Kjerstin Evans Ballard said...

I was going to buy you guys a book called "The Age of Women" which I found in a discard pile in the Parowan City Library, but it was all about the reformers in the early 20th century. Not offensive at all.
And Daine, can I tell you how much I enjoy Chicago Drift? a) You're a fantastic writer, b) I love being able to bounce around in your brain a little, c) I find your commentary lovely and balanced and it reminds me how much I love you two, every time. That's it. :)

Petra said...

You need to add this book to your collection:

http://michiedo.blogspot.com/2008/12/im-glad-im-boy-im-glad-im-girl.html

Seagulljaap said...

Dare to Be True Adventure Series: A Prophet in Palmyra amused me immensely. But Spring Creek Books in general is amusing, for more curiosity look up Chad Daybell's The Great Gathering. Best. Piece. Of. Fiction. Ever.

Daniel said...

You obviously missed the point of the book, which is a real pity. But I guess that's your prerogative as the reader.

daine said...

"Daniel" (I won't out you by using your real name),

I'm glad you read the post. If you care to comment on what you think the theme of the book was (since you think I got it wrong), I'd be happy to post it as a new post (since I doubt anybody will read through the comments section of such an old post).

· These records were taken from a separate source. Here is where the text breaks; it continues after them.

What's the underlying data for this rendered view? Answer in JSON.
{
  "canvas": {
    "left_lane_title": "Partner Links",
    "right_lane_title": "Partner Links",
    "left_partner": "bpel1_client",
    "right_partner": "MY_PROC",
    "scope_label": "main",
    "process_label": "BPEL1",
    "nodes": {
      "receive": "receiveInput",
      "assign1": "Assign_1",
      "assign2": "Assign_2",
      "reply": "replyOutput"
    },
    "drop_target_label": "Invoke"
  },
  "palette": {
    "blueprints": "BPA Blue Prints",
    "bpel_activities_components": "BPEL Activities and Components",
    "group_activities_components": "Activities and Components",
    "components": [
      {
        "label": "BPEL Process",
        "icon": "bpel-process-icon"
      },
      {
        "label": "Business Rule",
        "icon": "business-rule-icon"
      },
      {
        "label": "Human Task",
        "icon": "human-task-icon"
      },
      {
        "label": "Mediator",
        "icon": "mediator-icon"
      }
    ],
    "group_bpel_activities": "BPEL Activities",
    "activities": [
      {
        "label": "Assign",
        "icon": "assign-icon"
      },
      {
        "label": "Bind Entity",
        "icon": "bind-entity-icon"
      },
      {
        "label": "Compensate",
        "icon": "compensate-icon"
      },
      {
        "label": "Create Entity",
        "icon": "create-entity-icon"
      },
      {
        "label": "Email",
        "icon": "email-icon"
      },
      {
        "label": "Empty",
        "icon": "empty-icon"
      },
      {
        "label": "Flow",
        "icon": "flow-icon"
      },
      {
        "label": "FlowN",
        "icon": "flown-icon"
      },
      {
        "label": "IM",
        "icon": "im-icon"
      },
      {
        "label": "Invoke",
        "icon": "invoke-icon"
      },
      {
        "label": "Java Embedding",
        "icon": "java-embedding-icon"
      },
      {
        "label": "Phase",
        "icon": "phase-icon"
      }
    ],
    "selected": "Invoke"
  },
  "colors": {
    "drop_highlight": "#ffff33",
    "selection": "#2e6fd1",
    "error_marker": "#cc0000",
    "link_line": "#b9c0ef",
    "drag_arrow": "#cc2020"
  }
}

I would repeat that I think your experiences with homosexuality are atypical, and thus your path is probably not feasible for the overwhelming majority of those with same-sex attraction, but I am guardedly happy for your own (heterosexual) marriage and the happiness you now have. I will state as a caveat, however, that one of my relatives married a man who was supposedly "cured" of his homosexuality, only to have him later reconsider, divorce her, and then revert to his previous sexuality. While I am ambivalent about your conversion to a straight lifestyle, I sincerely hope that you don't later regret it, and I hope even more that you don't return to it, since no wife deserves such.

p.s.-I'm still eagerly awaiting your own version of your story to be published. I've read your blog, but my major criticism with My Darling. . . is that your mother's psychological eccentricities cloud the narrative. I think you could do it better, even if I still "[miss] the point" of your story. Do you still plan on releasing your book? It seems that it's been in the works for years.

Daniel said...

In case you're still interested, the companion book to My Darling From the Lions was published a few years ago and is now available for purchase from the publisher.

(I tried to find an email address to contact you personally, but couldn't seem to.)